Ce compromis intervient après plusieurs mois de blocage politique et alors que la Maison Blanche avait fixé au 4 juillet prochain une échéance pour la mise en œuvre complète du pacte négocié à Turnberry, en Écosse.
Donald Trump avait même menacé de relever de 15 % à 25 % les droits de douane sur les voitures et camions européens si Bruxelles continuait à retarder l’application de l’accord.
Le compromis trouvé à Strasbourg entre les représentants du Parlement européen et les États membres doit permettre d’appliquer les dispositions tarifaires de la déclaration conjointe signée entre Washington et Bruxelles en août 2025.
La présidence chypriote de l’Union européenne a évoqué un « accord provisoire », tandis que le ministre chypriote du Commerce, Michael Damianos, a affirmé que l’UE respectait ses engagements afin de préserver un partenariat transatlantique « stable et prévisible ».
L’accord prévoit notamment un plafond de 15 % pour la majorité des produits européens exportés vers les États-Unis, en échange d’un allègement progressif de certaines taxes américaines.
Les négociations ont cependant révélé de profondes divisions au sein même de l’Union européenne. Le Parlement européen réclamait au départ des mécanismes de protection plus stricts en cas de non-respect des engagements américains, notamment après plusieurs revirements commerciaux de Donald Trump.
Le principal point de blocage concernait une clause de suspension renforcée permettant de retirer les avantages tarifaires accordés aux États-Unis en cas de violation de l’accord.
Finalement, les eurodéputés ont accepté d’assouplir leurs exigences afin d’éviter une nouvelle confrontation directe avec Washington.
Le texte final accorde désormais aux États-Unis jusqu’à la fin de l’année pour supprimer certains surtaxes supérieures à 15 % sur les composants en acier.

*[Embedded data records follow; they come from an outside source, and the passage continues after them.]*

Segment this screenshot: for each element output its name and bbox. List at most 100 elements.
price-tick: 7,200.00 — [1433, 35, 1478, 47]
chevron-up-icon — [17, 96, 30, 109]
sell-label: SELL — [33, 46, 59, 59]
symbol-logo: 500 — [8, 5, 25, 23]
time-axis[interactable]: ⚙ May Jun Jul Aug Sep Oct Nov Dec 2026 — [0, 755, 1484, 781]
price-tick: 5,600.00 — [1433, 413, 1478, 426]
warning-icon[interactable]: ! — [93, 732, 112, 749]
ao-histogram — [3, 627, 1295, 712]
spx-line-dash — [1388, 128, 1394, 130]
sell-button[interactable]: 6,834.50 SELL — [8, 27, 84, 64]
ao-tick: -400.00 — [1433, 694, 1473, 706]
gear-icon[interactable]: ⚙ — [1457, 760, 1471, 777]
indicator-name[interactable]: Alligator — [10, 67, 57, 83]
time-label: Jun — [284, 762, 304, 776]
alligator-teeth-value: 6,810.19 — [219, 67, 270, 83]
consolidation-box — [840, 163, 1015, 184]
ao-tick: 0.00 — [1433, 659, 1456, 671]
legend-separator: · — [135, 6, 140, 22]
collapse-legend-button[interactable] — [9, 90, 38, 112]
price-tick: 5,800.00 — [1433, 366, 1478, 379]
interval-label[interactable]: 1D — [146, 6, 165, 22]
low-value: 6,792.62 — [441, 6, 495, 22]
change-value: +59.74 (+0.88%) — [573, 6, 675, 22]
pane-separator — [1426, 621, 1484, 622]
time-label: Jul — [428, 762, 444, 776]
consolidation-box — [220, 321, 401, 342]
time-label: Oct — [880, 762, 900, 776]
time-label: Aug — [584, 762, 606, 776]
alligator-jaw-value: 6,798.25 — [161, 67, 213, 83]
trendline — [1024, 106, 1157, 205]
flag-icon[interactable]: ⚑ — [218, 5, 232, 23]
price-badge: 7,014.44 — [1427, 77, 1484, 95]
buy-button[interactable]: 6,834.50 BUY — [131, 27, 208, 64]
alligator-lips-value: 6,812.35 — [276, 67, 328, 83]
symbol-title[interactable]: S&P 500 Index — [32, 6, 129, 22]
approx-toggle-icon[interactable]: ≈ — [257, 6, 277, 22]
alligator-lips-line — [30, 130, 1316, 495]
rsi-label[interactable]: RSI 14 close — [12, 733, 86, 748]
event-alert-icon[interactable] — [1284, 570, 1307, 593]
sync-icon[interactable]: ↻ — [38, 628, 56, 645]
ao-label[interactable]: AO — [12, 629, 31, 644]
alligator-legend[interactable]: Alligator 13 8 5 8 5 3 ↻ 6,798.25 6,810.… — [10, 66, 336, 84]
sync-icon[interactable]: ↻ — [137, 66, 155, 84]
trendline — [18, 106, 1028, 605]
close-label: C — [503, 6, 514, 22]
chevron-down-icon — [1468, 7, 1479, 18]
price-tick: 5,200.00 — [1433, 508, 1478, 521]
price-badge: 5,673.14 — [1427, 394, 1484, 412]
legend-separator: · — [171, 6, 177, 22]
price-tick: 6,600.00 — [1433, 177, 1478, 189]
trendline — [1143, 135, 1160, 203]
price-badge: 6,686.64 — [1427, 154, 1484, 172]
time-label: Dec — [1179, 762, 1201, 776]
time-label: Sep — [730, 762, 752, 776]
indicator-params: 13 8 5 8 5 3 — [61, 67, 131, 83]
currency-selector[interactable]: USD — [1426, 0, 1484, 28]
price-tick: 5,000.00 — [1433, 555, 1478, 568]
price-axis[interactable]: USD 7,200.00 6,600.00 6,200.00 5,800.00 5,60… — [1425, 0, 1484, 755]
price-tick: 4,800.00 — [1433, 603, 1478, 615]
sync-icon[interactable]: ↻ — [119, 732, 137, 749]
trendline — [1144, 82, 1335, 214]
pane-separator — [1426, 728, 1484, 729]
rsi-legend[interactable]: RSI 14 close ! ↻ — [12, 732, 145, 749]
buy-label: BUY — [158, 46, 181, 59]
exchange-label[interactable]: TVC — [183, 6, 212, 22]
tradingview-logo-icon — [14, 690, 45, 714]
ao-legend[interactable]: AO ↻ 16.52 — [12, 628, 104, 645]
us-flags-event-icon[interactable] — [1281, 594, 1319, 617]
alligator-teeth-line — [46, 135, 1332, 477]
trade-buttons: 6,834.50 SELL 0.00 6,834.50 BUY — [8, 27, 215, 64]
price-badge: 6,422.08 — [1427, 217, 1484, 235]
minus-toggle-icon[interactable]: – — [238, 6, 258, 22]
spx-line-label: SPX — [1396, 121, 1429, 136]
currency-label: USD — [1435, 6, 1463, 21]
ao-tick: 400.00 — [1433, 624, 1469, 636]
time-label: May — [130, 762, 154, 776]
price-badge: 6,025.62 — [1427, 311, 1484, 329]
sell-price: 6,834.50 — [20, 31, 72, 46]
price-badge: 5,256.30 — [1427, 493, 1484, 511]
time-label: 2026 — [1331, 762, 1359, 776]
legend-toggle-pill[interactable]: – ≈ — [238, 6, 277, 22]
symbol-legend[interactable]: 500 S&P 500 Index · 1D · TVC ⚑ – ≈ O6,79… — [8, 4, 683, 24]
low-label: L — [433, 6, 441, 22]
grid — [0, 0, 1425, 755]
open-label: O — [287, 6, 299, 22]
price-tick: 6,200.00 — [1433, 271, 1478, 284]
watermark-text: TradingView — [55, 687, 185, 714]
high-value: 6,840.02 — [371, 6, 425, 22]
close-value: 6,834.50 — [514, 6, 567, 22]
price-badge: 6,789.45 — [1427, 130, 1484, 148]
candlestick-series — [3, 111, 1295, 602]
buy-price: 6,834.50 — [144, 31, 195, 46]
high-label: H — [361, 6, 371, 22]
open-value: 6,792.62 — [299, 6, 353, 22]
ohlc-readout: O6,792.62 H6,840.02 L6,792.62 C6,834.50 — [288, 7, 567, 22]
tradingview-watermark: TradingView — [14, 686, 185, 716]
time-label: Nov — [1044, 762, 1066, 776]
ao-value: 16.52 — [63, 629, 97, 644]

Le président de la commission du commerce international du Parlement européen, Bernd Lange, a néanmoins estimé que le Parlement avait obtenu plusieurs garanties importantes, notamment des mécanismes de surveillance et de protection en cas de manquement américain.
Au-delà du commerce, les relations entre Bruxelles et Washington restent tendues sur plusieurs dossiers : Groenland, guerre au Moyen-Orient ou encore politique tarifaire américaine.
Malgré ces tensions, la présidente de la Commission européenne, Ursula von der Leyen, a défendu le maintien de l’accord afin de préserver les relations avec le principal partenaire commercial de l’Union.
Derrière ce compromis se dessine surtout une réalité géopolitique plus large : face aux incertitudes économiques mondiales et aux tensions internationales, Bruxelles cherche avant tout à éviter une guerre commerciale ouverte avec les États-Unis.